As I reach the top I am blinded by a blazing sun. I swat my hands around thin air in front of me and spin around in senseless confusion. The earth rises up to meet my cheek and as I lie there enervated, I see the world has indeed returned to normal. The children are playing, the boy has disappeared, the grass is prickly on my face.

And so I get up and I run.


I wake up and I am thirsty, so very thirsty.

Feel free to analyze and discuss.

Press on.

3 comments:

Wade said...

First of all, nicely written! Gripping.

I love dream analysis, so here goes. Keep in mind that I have no personal context here, so this will be a little vague and sketchy.


"It's coming!": Some sense of inevitability that you run away from (running no longer as merely a pastime but as a means of survival) but ultimately run into--the steepening hill, the grass wall, and the landslide are that inevitability, now in front of you, that towards which you run.

The boy: some sense of failure or loss that was once a great triumph for you. Interestingly enough, you don't try to save the boy, but only yourself. This seems to signify that you are letting go of that sense of loss/failure and pressing on, as you put it. So the disappearance of the boy which on the surface might seem to indicate a failure, in the logic of the dream seems to be a positive development--perhaps the boy is another obstacle which must be overcome in order for you to save yourself.

The children and the top of the hill: some goal which, once achieved, must be surpassed.


If Freud is correct when he says that the dream is the fulfillment of a desire, then the desire expressed in this dream is to continue running, escape.

However, this dream clearly exhibits elements of the anxiety dream, which functions according to a slightly different logic that that of wish fulfillment. The anxiety dream has us repeat certain repressed traumatic events in our lives quite decidedly against our wishes otherwise.

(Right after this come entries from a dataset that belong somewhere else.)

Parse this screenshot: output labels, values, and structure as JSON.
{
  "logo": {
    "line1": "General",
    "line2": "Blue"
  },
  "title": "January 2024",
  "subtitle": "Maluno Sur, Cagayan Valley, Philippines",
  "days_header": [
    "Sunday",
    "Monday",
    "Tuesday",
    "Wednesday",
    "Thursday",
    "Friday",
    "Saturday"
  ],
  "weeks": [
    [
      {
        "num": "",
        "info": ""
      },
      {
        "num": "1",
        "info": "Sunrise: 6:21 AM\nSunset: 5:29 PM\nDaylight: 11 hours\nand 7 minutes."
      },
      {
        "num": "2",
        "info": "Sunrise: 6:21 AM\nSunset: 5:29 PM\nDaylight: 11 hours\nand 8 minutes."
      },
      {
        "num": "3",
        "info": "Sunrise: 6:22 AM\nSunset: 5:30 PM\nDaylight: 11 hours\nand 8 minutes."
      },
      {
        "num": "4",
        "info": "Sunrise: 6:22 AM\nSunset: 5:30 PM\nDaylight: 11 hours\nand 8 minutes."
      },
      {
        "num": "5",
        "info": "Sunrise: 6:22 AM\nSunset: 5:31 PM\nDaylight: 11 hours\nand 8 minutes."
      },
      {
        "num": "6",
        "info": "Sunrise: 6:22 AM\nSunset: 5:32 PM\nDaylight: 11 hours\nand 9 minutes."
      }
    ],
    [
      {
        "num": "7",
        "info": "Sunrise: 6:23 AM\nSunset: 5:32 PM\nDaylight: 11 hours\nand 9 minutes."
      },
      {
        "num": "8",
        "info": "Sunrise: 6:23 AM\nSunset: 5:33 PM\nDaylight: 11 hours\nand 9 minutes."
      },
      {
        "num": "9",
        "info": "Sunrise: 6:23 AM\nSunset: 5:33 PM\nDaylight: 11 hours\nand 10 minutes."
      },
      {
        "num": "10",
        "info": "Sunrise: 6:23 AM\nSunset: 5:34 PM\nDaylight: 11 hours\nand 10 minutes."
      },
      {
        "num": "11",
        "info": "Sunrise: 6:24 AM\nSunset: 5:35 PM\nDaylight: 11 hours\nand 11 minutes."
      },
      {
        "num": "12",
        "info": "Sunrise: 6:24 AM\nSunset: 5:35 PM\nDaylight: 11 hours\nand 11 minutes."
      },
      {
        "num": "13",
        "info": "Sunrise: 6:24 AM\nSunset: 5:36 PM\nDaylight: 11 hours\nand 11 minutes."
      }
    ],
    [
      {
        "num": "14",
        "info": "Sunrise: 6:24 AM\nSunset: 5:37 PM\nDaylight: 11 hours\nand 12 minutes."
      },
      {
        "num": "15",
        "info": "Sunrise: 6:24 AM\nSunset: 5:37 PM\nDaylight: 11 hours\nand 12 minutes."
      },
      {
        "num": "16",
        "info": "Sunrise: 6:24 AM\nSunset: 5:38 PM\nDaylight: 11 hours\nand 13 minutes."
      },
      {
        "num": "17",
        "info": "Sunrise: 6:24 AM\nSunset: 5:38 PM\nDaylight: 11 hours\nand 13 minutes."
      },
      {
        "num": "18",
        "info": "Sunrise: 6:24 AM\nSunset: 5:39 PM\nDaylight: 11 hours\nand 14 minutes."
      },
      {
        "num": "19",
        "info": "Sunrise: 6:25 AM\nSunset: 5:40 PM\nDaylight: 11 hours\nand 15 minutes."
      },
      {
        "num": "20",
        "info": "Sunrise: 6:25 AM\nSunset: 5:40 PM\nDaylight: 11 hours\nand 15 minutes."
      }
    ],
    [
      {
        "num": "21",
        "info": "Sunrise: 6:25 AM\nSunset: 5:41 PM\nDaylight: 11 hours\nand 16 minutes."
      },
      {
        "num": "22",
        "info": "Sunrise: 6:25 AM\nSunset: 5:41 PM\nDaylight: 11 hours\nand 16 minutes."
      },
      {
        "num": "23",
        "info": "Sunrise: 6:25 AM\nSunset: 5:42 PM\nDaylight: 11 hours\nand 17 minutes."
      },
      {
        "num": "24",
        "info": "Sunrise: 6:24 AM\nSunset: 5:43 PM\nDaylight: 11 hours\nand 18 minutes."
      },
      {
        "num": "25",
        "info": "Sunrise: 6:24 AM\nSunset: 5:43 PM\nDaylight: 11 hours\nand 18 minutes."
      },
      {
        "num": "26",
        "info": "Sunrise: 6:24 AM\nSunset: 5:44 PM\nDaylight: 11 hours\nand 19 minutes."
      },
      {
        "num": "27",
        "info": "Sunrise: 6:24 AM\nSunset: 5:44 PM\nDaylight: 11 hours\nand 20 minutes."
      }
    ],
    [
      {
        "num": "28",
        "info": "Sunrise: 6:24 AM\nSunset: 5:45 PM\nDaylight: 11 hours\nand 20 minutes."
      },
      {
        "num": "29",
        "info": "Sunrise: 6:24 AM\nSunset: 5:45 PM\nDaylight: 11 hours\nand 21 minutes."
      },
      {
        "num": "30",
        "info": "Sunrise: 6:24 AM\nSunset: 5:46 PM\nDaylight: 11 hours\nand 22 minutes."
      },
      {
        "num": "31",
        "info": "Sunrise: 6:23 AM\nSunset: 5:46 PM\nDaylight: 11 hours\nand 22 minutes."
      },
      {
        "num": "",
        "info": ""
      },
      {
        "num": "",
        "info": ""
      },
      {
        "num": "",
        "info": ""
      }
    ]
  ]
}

I have no idea what this might mean for you in terms of your waking life, but I get the feeling that it is related to whatever the boy signifies for you and that grass is somehow important in all this as well.

How was that?

Stiles said...

Very poignant, Wade. I have much to think about. It never occurred to me that the "It" was behind me and yet infront of me as well. Very interesting...

Thank you for the thoughtful analysis.

Stiles said...

Oh yeah, and the boy representing a loss/failure is quite perceptive. Hmmm. You know he didn't even seem to be in trouble during the dream so there was no need to save him. No need to hang onto old losses or failures.